Michel Arnoux

S'il est de notoriété publique qu'un train peut en cacher un autre, le fait qu'un parapluie, non pas bulgare mais chinois, peut dissimuler une fausse montre est moins connu.
Un jour comme un autre dans le port de Gênes. Le fonctionnaire chargé du dédouanement des marchandises commence tranquillement sa journée. Il prend sur la pile le premier dossier, un cas simple pour se mettre dans le rythme. Les papiers parlent d'un conteneur en provenance de Chine, 30'000 parapluies répartis dans 620 paquets. Ennuyeuse routine. Première vérification pour le calcul de la taxe douanière, il lui faut contrôler que le nombre de paquets déclarés correspond bien à la réalité. Après comptage et recomptage, une différence de 28 paquets reste inexpliquée. Ca fait quand même 3'000 parapluies en trop, calcule rapidement notre douanier. Sans autre, il prévient ses collègues de la section anti-fraude qui prennent en charge le cas. Le grand déballage commence.
Les gens de l'anti-fraude, habitués aux coups tordus, ne sont pas autrement surpris lorsqu'ils découvrent, sous les parapluies, 118 paquets contenant 27'412 contrefaçons de montres et près de 50'000 composants divers (fermoirs, glaces, barrettes, fonds, aiguilles, bracelets etc). En outre, un paquet contient une potence avec son outillage, en particulier les poinçons, pour l'impression des marques sur le cuir des bracelets.
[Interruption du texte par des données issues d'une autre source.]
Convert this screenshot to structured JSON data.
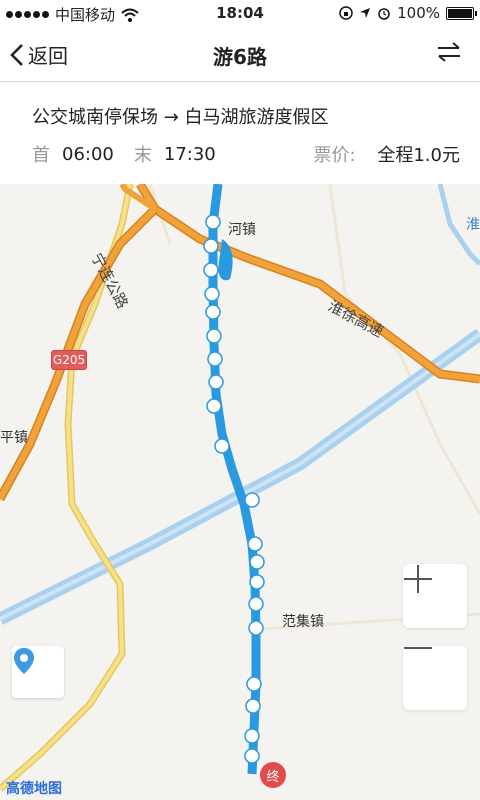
{
  "status_bar": {
    "carrier": "中国移动",
    "time": "18:04",
    "battery": "100%"
  },
  "nav": {
    "back_label": "返回",
    "title": "游6路"
  },
  "info": {
    "route": "公交城南停保场 → 白马湖旅游度假区",
    "first_label": "首",
    "first_time": "06:00",
    "last_label": "末",
    "last_time": "17:30",
    "fare_label": "票价:",
    "fare_value": "全程1.0元"
  },
  "map": {
    "labels": {
      "town_top": "河镇",
      "road_ning": "宁连公路",
      "highway": "淮徐高速",
      "road_badge": "G205",
      "town_left": "平镇",
      "town_fanji": "范集镇",
      "edge": "淮"
    },
    "end_badge": "终",
    "logo": "高德地图"
  },
  "colors": {
    "route_line": "#2a9ae0",
    "highway": "#e9912c",
    "road_yellow": "#f1d774",
    "water": "#a8d0ef",
    "end_badge": "#e24b4b"
  }
}
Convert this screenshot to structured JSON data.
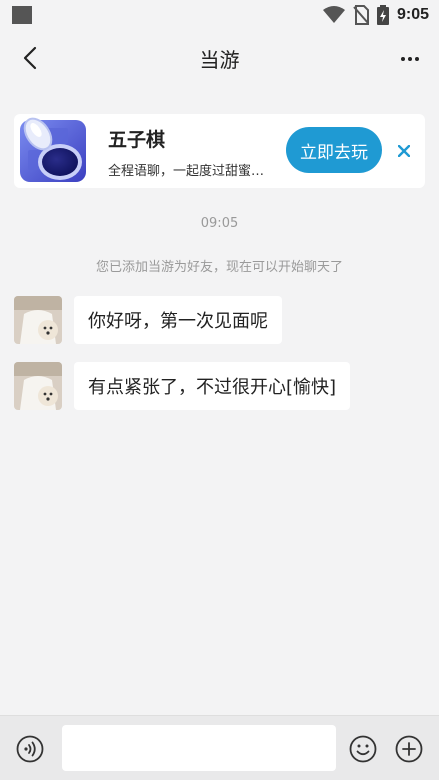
{
  "status_bar": {
    "time": "9:05"
  },
  "header": {
    "title": "当游"
  },
  "game_card": {
    "name": "五子棋",
    "description": "全程语聊，一起度过甜蜜…",
    "play_label": "立即去玩",
    "accent": "#1f9ad3"
  },
  "chat": {
    "timestamp": "09:05",
    "system_notice": "您已添加当游为好友，现在可以开始聊天了",
    "messages": [
      {
        "text": "你好呀，第一次见面呢"
      },
      {
        "text": "有点紧张了，不过很开心[愉快]"
      }
    ]
  },
  "input_bar": {
    "placeholder": ""
  },
  "icons": {
    "back": "chevron-left-icon",
    "more": "more-dots-icon",
    "close": "close-icon",
    "voice": "voice-icon",
    "emoji": "emoji-icon",
    "plus": "plus-icon"
  }
}
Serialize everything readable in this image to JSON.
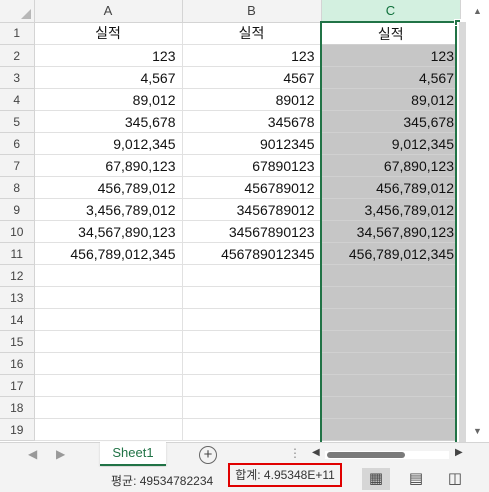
{
  "sheet": {
    "columns": [
      "A",
      "B",
      "C"
    ],
    "selected_column": "C",
    "rows": [
      {
        "n": "1",
        "a": "실적",
        "b": "실적",
        "c": "실적"
      },
      {
        "n": "2",
        "a": "123",
        "b": "123",
        "c": "123"
      },
      {
        "n": "3",
        "a": "4,567",
        "b": "4567",
        "c": "4,567"
      },
      {
        "n": "4",
        "a": "89,012",
        "b": "89012",
        "c": "89,012"
      },
      {
        "n": "5",
        "a": "345,678",
        "b": "345678",
        "c": "345,678"
      },
      {
        "n": "6",
        "a": "9,012,345",
        "b": "9012345",
        "c": "9,012,345"
      },
      {
        "n": "7",
        "a": "67,890,123",
        "b": "67890123",
        "c": "67,890,123"
      },
      {
        "n": "8",
        "a": "456,789,012",
        "b": "456789012",
        "c": "456,789,012"
      },
      {
        "n": "9",
        "a": "3,456,789,012",
        "b": "3456789012",
        "c": "3,456,789,012"
      },
      {
        "n": "10",
        "a": "34,567,890,123",
        "b": "34567890123",
        "c": "34,567,890,123"
      },
      {
        "n": "11",
        "a": "456,789,012,345",
        "b": "456789012345",
        "c": "456,789,012,345"
      },
      {
        "n": "12",
        "a": "",
        "b": "",
        "c": ""
      },
      {
        "n": "13",
        "a": "",
        "b": "",
        "c": ""
      },
      {
        "n": "14",
        "a": "",
        "b": "",
        "c": ""
      },
      {
        "n": "15",
        "a": "",
        "b": "",
        "c": ""
      },
      {
        "n": "16",
        "a": "",
        "b": "",
        "c": ""
      },
      {
        "n": "17",
        "a": "",
        "b": "",
        "c": ""
      },
      {
        "n": "18",
        "a": "",
        "b": "",
        "c": ""
      },
      {
        "n": "19",
        "a": "",
        "b": "",
        "c": ""
      }
    ]
  },
  "tabs": {
    "sheet_name": "Sheet1",
    "add_icon": "plus-circle-icon",
    "more_icon": "vertical-dots-icon"
  },
  "status": {
    "average": "평균: 49534782234",
    "sum": "합계: 4.95348E+11",
    "views": [
      "normal-view-icon",
      "page-layout-icon",
      "page-break-preview-icon"
    ]
  },
  "colors": {
    "accent": "#217346",
    "selection_fill": "#c6c6c6",
    "highlight_border": "#e00000"
  }
}
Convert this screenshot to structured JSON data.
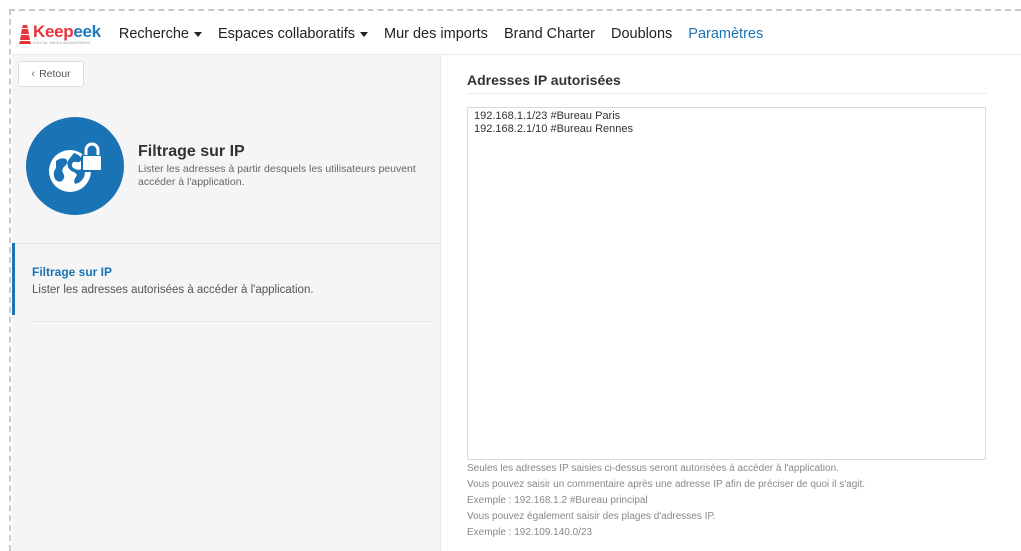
{
  "brand": {
    "name_part1": "Keep",
    "name_part2": "eek",
    "tagline": "DIGITAL MEDIA MANAGEMENT"
  },
  "nav": {
    "items": [
      {
        "label": "Recherche",
        "has_caret": true,
        "active": false
      },
      {
        "label": "Espaces collaboratifs",
        "has_caret": true,
        "active": false
      },
      {
        "label": "Mur des imports",
        "has_caret": false,
        "active": false
      },
      {
        "label": "Brand Charter",
        "has_caret": false,
        "active": false
      },
      {
        "label": "Doublons",
        "has_caret": false,
        "active": false
      },
      {
        "label": "Paramètres",
        "has_caret": false,
        "active": true
      }
    ]
  },
  "back_button": {
    "label": "Retour"
  },
  "header": {
    "title": "Filtrage sur IP",
    "description": "Lister les adresses à partir desquels les utilisateurs peuvent accéder à l'application."
  },
  "menu": {
    "items": [
      {
        "title": "Filtrage sur IP",
        "description": "Lister les adresses autorisées à accéder à l'application."
      }
    ]
  },
  "ip_section": {
    "title": "Adresses IP autorisées",
    "value": "192.168.1.1/23 #Bureau Paris\n192.168.2.1/10 #Bureau Rennes",
    "help_lines": [
      "Seules les adresses IP saisies ci-dessus seront autorisées à accéder à l'application.",
      "Vous pouvez saisir un commentaire après une adresse IP afin de préciser de quoi il s'agit.",
      "Exemple : 192.168.1.2 #Bureau principal",
      "Vous pouvez également saisir des plages d'adresses IP.",
      "Exemple : 192.109.140.0/23"
    ]
  },
  "colors": {
    "accent": "#1a73b5",
    "brand_red": "#e8333a",
    "panel_bg": "#f5f5f5"
  }
}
Deux représentants de la FH se sont rendus sur place pour prendre connaissance du dossier et réaliser les expertises usuelles. Pour le cas d'espèce, le schéma est assez habituel. Il s'agit en l'occurrence de fausses montres de qualité médiocre destinées à la vente sur les plages et les sites touristiques italiens. Les pièces sont fabriquées en Chine puis expédiées par bateau en Italie, sans marque et partiellement assemblées, accompagnées de tout l'outillage nécessaire pour compléter le travail. A l'évidence, un homme de main était censé récupérer les colis chez le transitaire, après dédouanement, pour les acheminer dans un atelier clandestin. Les quantités relevées donnent une petite idée des capacités de l'atelier en question.
Selon les premières investigations, ce dernier devrait se trouver en Toscane, dans un triangle Pise-Florence-Empoli. L'enquête suit son cours pour tenter de le localiser de manière précise. Toutefois, il y a fort à parier que d'ici là, les tenanciers auront plié bagage.
Cet épisode démontre que le secteur de la contrefaçon classique est toujours vivace. Les ateliers clandestins restent une réalité en Europe et Internet n'a pas cannibalisé toute la distribution du faux. Accessoirement, cet exemple montre aussi à quoi tiennent parfois les saisies. Si le nombre de paquets avait été déclaré correctement, les contrefaçons auraient été dédouanées sans encombre et les fausses montres seraient restées des parapluies!